To avoid seeing, hearing or reading about the video footage depicting Planned Parenthood executives wheeling and dealing aborted fetuses for cash would be an impressive accomplishment. Since the release of the videos by an anti-abortion activist group, the battle over the organization’s government funding has raged, mostly between those already deeply entrenched on either side of the abortion debate.

A Republican-dominated Congress has not surprised America with its response. Divided and loud, the Republicans in the House of Representatives have expressed united outrage and diverging solutions to the emotionally stirring footage.

Republicans have shown to be more than willing to stand their moral ground on this issue, arguing that these videos display Planned Parenthood’s ineligibility for federal funding due to its illegal and unethical treatment of aborted human fetuses. Democrats, of course, have no interest in defunding a program which they see as a necessary service to women across the nation.

On September 18, Congress passed two bills which would, among other things, postpone Planned Parenthood’s federal funding. The bill will not be welcomed by a Democratic senate or White House, though, and government employees around the world are tense to see how Congress will react to a veto or loss in the senate and whether they should brace for another shutdown.

Although I believe that the government should be shut down permanently, I don’t see this situation as the one to accomplish that. “Government shutdown” has a more ambivalent meaning than it implies. Very simply put, it means that Congress has failed to fund an existing agency or operation, and until they pass legislation that does, nonessential government employees will be furloughed and the operations or agencies in question will be temporarily inactive.

The risk of such a shutdown stems from the fact that Planned Parenthood’s funding is included with a more encompassing budget which determines the funding for a plethora of operations. If the House promises to only pass a budget which does not contain funding for the non-profit, while at the same time President Obama guarantees to veto any such bill, we are faced with a classic question: What happens when an unstoppable force meets an immovable object?

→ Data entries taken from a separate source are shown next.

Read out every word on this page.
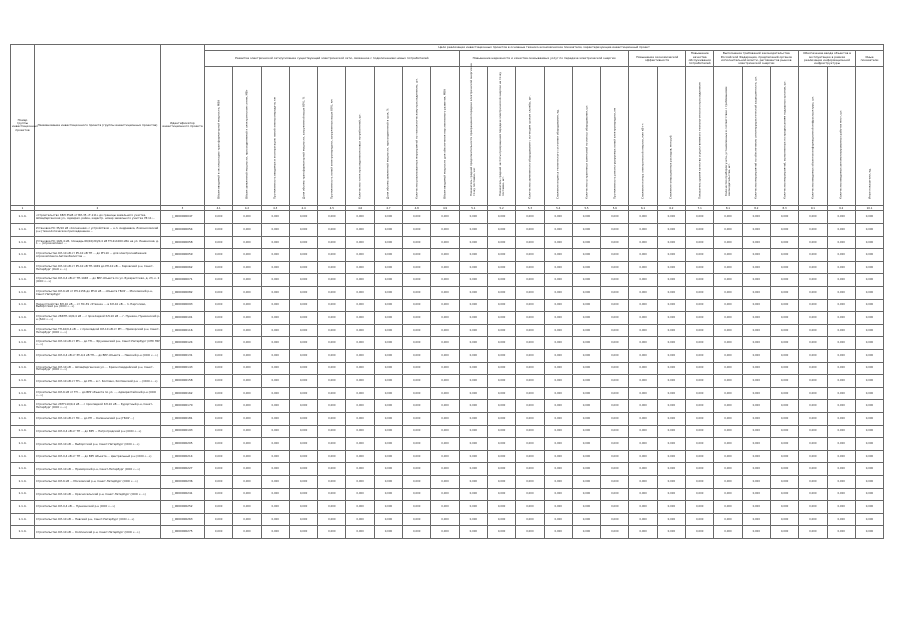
Номер группы инвестиционных проектов	Наименование инвестиционного проекта (группы инвестиционных проектов)	Идентификатор инвестиционного проекта	Цели реализации инвестиционных проектов в основные технико-экономические показатели, характеризующие инвестиционный проект																							
			Развитие электрической сети/усиление существующей электрической сети, связанное с подключением новых потребителей									Повышение надежности и качества оказываемых услуг по передаче электрической энергии						Повышение экономической эффективности		Повышение качества обслуживания потребителей	Выполнение требований законодательства Российской Федерации, предписаний органов исполнительной власти, регламентов рынков электрической энергии			Обеспечение ввода объектов в эксплуатацию в рамках реализации информационной инфраструктуры		Иные показатели

			Объем вводимой в эксплуатацию трансформаторной мощности, МВА	Объем заявленной мощности, присоединяемой к электрическим сетям, МВт	Протяженность вводимых в эксплуатацию линий электропередачи, км	Доля объема трансформаторной мощности, загруженной выше 80%, %	Протяженность линий электропередачи, загруженных выше 80%, км	Количество точек присоединения новых потребителей, шт.	Доля объема заявленной мощности, присоединенной в срок, %	Количество реализованных мероприятий по технологическому присоединению, шт.	Объем вводимой мощности для обеспечения перспективного развития, МВА	Показатель средней продолжительности прекращения передачи электрической энергии на точку поставки, час	Показатель средней частоты прекращения передачи электрической энергии на точку поставки, шт.	Количество замененного оборудования с истекшим сроком службы, шт.	Снижение индекса технического состояния оборудования, ед.	Количество устраненных замечаний по износу оборудования, шт.	Протяженность реконструируемых линий электропередачи, км	Снижение потерь электрической энергии, млн кВт·ч	Снижение операционных расходов, млн руб.	Показатель уровня качества осуществляемого технологического присоединения	Количество приборов учета, установленных в соответствии с требованиями законодательства, шт.	Количество мероприятий по обеспечению антитеррористической защищенности, шт.	Количество мероприятий, выполненных по предписаниям надзорных органов, шт.	Количество вводимых объектов информационной инфраструктуры, шт.	Количество вводимых автоматизированных рабочих мест, шт.	Иные показатели, ед.

1	2	3	4.1	4.2	4.3	4.4	4.5	4.6	4.7	4.8	4.9	5.1	5.2	5.3	5.4	5.5	5.6	6.1	6.2	7.1	8.1	8.2	8.3	9.1	9.2	10.1
1.1.4.	«Строительство КВЛ 35кВ от ВЛ-35 «Т-111» до границы земельного участка, Шпицбергенская ул., Адмирал. район, кадастр. номер земельного участка 78:11:...	J_0000000047	0,000	0,000	0,000	0,000	0,000	0,000	0,000	0,000	0,000	0,000	0,000	0,000	0,000	0,000	0,000	0,000	0,000	0,000	0,000	0,000	0,000	0,000	0,000	0,000
1.1.4.	Установка ПС 35/10 кВ «Солнечная» с устройством ... н.п. Андреевка, Ломоносовский р-н (технологическое присоединение ...	J_0000000054	0,000	0,000	0,000	0,000	0,000	0,000	0,000	0,000	0,000	0,000	0,000	0,000	0,000	0,000	0,000	0,000	0,000	0,000	0,000	0,000	0,000	0,000	0,000	0,000
1.1.4.	Установка ПС 10/0,4 кВ, площадь 66/10(20)/0,4 кВ ТП-2х1000 кВА на ул. Ленинская, д. 1 ... (Агрокомплекс ...	J_0000000058	0,000	0,000	0,000	0,000	0,000	0,000	0,000	0,000	0,000	0,000	0,000	0,000	0,000	0,000	0,000	0,000	0,000	0,000	0,000	0,000	0,000	0,000	0,000	0,000
1.1.4.	Строительство КЛ-10 кВ от РУ-10 кВ ТП ... до РП-10 ... для электроснабжения Агрокомплекса Автомобилистов ...	J_0000000059	0,000	0,000	0,000	0,000	0,000	0,000	0,000	0,000	0,000	0,000	0,000	0,000	0,000	0,000	0,000	0,000	0,000	0,000	0,000	0,000	0,000	0,000	0,000	0,000
1.1.4.	Строительство КЛ-10 кВ от РУ-10 кВ ТП-1949 до РП-10 кВ ... Кировский р-н, Санкт-Петербург (ОАО «...»)	J_0000000062	0,000	0,000	0,000	0,000	0,000	0,000	0,000	0,000	0,000	0,000	0,000	0,000	0,000	0,000	0,000	0,000	0,000	0,000	0,000	0,000	0,000	0,000	0,000	0,000
1.1.4.	Строительство КЛ-0,4 кВ от ТП-1048 ... до ВРУ объекта по ул. Бухарестская, д. 23, к. 2 (ООО «...»)	J_0000000071	0,000	0,000	0,000	0,000	0,000	0,000	0,000	0,000	0,000	0,000	0,000	0,000	0,000	0,000	0,000	0,000	0,000	0,000	0,000	0,000	0,000	0,000	0,000	0,000
1.1.4.	Строительство КЛ-6 кВ от РП-1156 до РП-6 кВ ... объекта ГБОУ ... Московский р-н, Санкт-Петербург	J_0000000082	0,000	0,000	0,000	0,000	0,000	0,000	0,000	0,000	0,000	0,000	0,000	0,000	0,000	0,000	0,000	0,000	0,000	0,000	0,000	0,000	0,000	0,000	0,000	0,000
1.1.4.	Переустройство ВЛ-10 кВ ... от ПС-39 «Уткина» ... в КЛ-10 кВ ... п. Парголово, Выборгский р-н (ООО «...»)	J_0000000093	0,000	0,000	0,000	0,000	0,000	0,000	0,000	0,000	0,000	0,000	0,000	0,000	0,000	0,000	0,000	0,000	0,000	0,000	0,000	0,000	0,000	0,000	0,000	0,000
1.1.4.	Строительство 2БКТП-10/0,4 кВ ... с прокладкой КЛ-10 кВ ... г. Пушкин, Пушкинский р-н (ЗАО «...»)	J_0000000101	0,000	0,000	0,000	0,000	0,000	0,000	0,000	0,000	0,000	0,000	0,000	0,000	0,000	0,000	0,000	0,000	0,000	0,000	0,000	0,000	0,000	0,000	0,000	0,000
1.1.4.	Строительство ТП-10/0,4 кВ ... с прокладкой КЛ-10 кВ от РП ... Приморский р-н, Санкт-Петербург (ООО «...»)	J_0000000116	0,000	0,000	0,000	0,000	0,000	0,000	0,000	0,000	0,000	0,000	0,000	0,000	0,000	0,000	0,000	0,000	0,000	0,000	0,000	0,000	0,000	0,000	0,000	0,000
1.1.4.	Строительство КЛ-10 кВ от РП-... до ТП-... Фрунзенский р-н, Санкт-Петербург (СПб ГБУ «...»)	J_0000000124	0,000	0,000	0,000	0,000	0,000	0,000	0,000	0,000	0,000	0,000	0,000	0,000	0,000	0,000	0,000	0,000	0,000	0,000	0,000	0,000	0,000	0,000	0,000	0,000
1.1.4.	Строительство КЛ-0,4 кВ от РУ-0,4 кВ ТП-... до ВРУ объекта ... Невский р-н (ООО «...»)	J_0000000131	0,000	0,000	0,000	0,000	0,000	0,000	0,000	0,000	0,000	0,000	0,000	0,000	0,000	0,000	0,000	0,000	0,000	0,000	0,000	0,000	0,000	0,000	0,000	0,000
1.1.4.	Строительство КЛ-10 кВ ... Шпицбергенская ул. ... Красногвардейский р-н, Санкт-Петербург (ООО «...»)	J_0000000143	0,000	0,000	0,000	0,000	0,000	0,000	0,000	0,000	0,000	0,000	0,000	0,000	0,000	0,000	0,000	0,000	0,000	0,000	0,000	0,000	0,000	0,000	0,000	0,000
1.1.4.	Строительство КЛ-10 кВ от ТП-... до РП-... в г. Колпино, Колпинский р-н ... (ООО «...»)	J_0000000158	0,000	0,000	0,000	0,000	0,000	0,000	0,000	0,000	0,000	0,000	0,000	0,000	0,000	0,000	0,000	0,000	0,000	0,000	0,000	0,000	0,000	0,000	0,000	0,000
1.1.4.	Строительство КЛ-6 кВ от ТП ... до ВРУ объекта по ул. ..., Адмиралтейский р-н (ООО «...»)	J_0000000162	0,000	0,000	0,000	0,000	0,000	0,000	0,000	0,000	0,000	0,000	0,000	0,000	0,000	0,000	0,000	0,000	0,000	0,000	0,000	0,000	0,000	0,000	0,000	0,000
1.1.4.	Строительство 2КТП-10/0,4 кВ ... с прокладкой КЛ-10 кВ ... Курортный р-н, Санкт-Петербург (ООО «...»)	J_0000000170	0,000	0,000	0,000	0,000	0,000	0,000	0,000	0,000	0,000	0,000	0,000	0,000	0,000	0,000	0,000	0,000	0,000	0,000	0,000	0,000	0,000	0,000	0,000	0,000
1.1.4.	Строительство КЛ-10 кВ от ПС ... до РП ... Калининский р-н (ГБОУ ...)	J_0000000181	0,000	0,000	0,000	0,000	0,000	0,000	0,000	0,000	0,000	0,000	0,000	0,000	0,000	0,000	0,000	0,000	0,000	0,000	0,000	0,000	0,000	0,000	0,000	0,000
1.1.4.	Строительство КЛ-0,4 кВ от ТП ... до ВРУ ... Петроградский р-н (ООО «...»)	J_0000000193	0,000	0,000	0,000	0,000	0,000	0,000	0,000	0,000	0,000	0,000	0,000	0,000	0,000	0,000	0,000	0,000	0,000	0,000	0,000	0,000	0,000	0,000	0,000	0,000
1.1.4.	Строительство КЛ-10 кВ ... Выборгский р-н, Санкт-Петербург (ООО «...»)	J_0000000205	0,000	0,000	0,000	0,000	0,000	0,000	0,000	0,000	0,000	0,000	0,000	0,000	0,000	0,000	0,000	0,000	0,000	0,000	0,000	0,000	0,000	0,000	0,000	0,000
1.1.4.	Строительство КЛ-0,4 кВ от ТП ... до ВРУ объекта ... Центральный р-н (ООО «...»)	J_0000000214	0,000	0,000	0,000	0,000	0,000	0,000	0,000	0,000	0,000	0,000	0,000	0,000	0,000	0,000	0,000	0,000	0,000	0,000	0,000	0,000	0,000	0,000	0,000	0,000
1.1.4.	Строительство КЛ-10 кВ ... Приморский р-н, Санкт-Петербург (ООО «...»)	J_0000000227	0,000	0,000	0,000	0,000	0,000	0,000	0,000	0,000	0,000	0,000	0,000	0,000	0,000	0,000	0,000	0,000	0,000	0,000	0,000	0,000	0,000	0,000	0,000	0,000
1.1.4.	Строительство КЛ-6 кВ ... Московский р-н, Санкт-Петербург (ООО «...»)	J_0000000236	0,000	0,000	0,000	0,000	0,000	0,000	0,000	0,000	0,000	0,000	0,000	0,000	0,000	0,000	0,000	0,000	0,000	0,000	0,000	0,000	0,000	0,000	0,000	0,000
1.1.4.	Строительство КЛ-10 кВ ... Красносельский р-н, Санкт-Петербург (ООО «...»)	J_0000000241	0,000	0,000	0,000	0,000	0,000	0,000	0,000	0,000	0,000	0,000	0,000	0,000	0,000	0,000	0,000	0,000	0,000	0,000	0,000	0,000	0,000	0,000	0,000	0,000
1.1.4.	Строительство КЛ-0,4 кВ ... Пушкинский р-н (ООО «...»)	J_0000000252	0,000	0,000	0,000	0,000	0,000	0,000	0,000	0,000	0,000	0,000	0,000	0,000	0,000	0,000	0,000	0,000	0,000	0,000	0,000	0,000	0,000	0,000	0,000	0,000
1.1.4.	Строительство КЛ-10 кВ ... Невский р-н, Санкт-Петербург (ООО «...»)	J_0000000263	0,000	0,000	0,000	0,000	0,000	0,000	0,000	0,000	0,000	0,000	0,000	0,000	0,000	0,000	0,000	0,000	0,000	0,000	0,000	0,000	0,000	0,000	0,000	0,000
1.1.4.	Строительство КЛ-10 кВ ... Колпинский р-н, Санкт-Петербург (ООО «...»)	J_0000000275	0,000	0,000	0,000	0,000	0,000	0,000	0,000	0,000	0,000	0,000	0,000	0,000	0,000	0,000	0,000	0,000	0,000	0,000	0,000	0,000	0,000	0,000	0,000	0,000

Now, if Planned Parenthood previously had charges filed against it, or was even unsupported by the majority of Americans, Congress's actions would be understandable. To support an organization which had been proven legally irresponsible or unethical in the eyes of most Americans with American tax dollars would be wrong, indeed. But that isn’t the situation.

The relevant videos have proved to be severely edited in order to appear incriminating. When the complete footage is viewed, it becomes clear that the executives involved had no intention of making a profit, but were donating fetal tissue and using compensation to cover the baseline costs running their organization. However one ethically chooses to view that, it’s clear that Planned Parenthood is within its legal rights.

That means that a terrifying number of members of the 114th Congress of the United States of America are willing to put government employees and systems out of commission based on the hearsay that videos exist which show Planned Parenthood executives performing an abominable action—which never happened.

The obnoxious introduction of more facts complicates the issue further. Abortions comprise only three percent of Planned Parenthood’s services, and those abortions are funded by private donors, foundations and fees—not the government. The rest of the non-profit’s budget (of which government funding constitutes more than a third) is used for a contraception, STI testing and treatment, cancer screening and other women’s health services.

While the idiocy in this situation is quite clear, the deeper meaning may not be. Politicians have become intent on walking the party line to the point where they are willing to ignore facts in order to find support from their constituents.

If we can’t expect our politicians to gather facts, how can we trust them at all? Although I write about Republican ignorance in this scenario, the disregard of factual evidence is rampant through both parties on Capitol Hill. This issue, and the unwavering support given to those who propose an ineffective and uninformed showdown with the White House, exhibit the misguided priorities in America—convictions first, reason and evidence second.

Nigel is a sophomore pursuing a double major in history and psychology.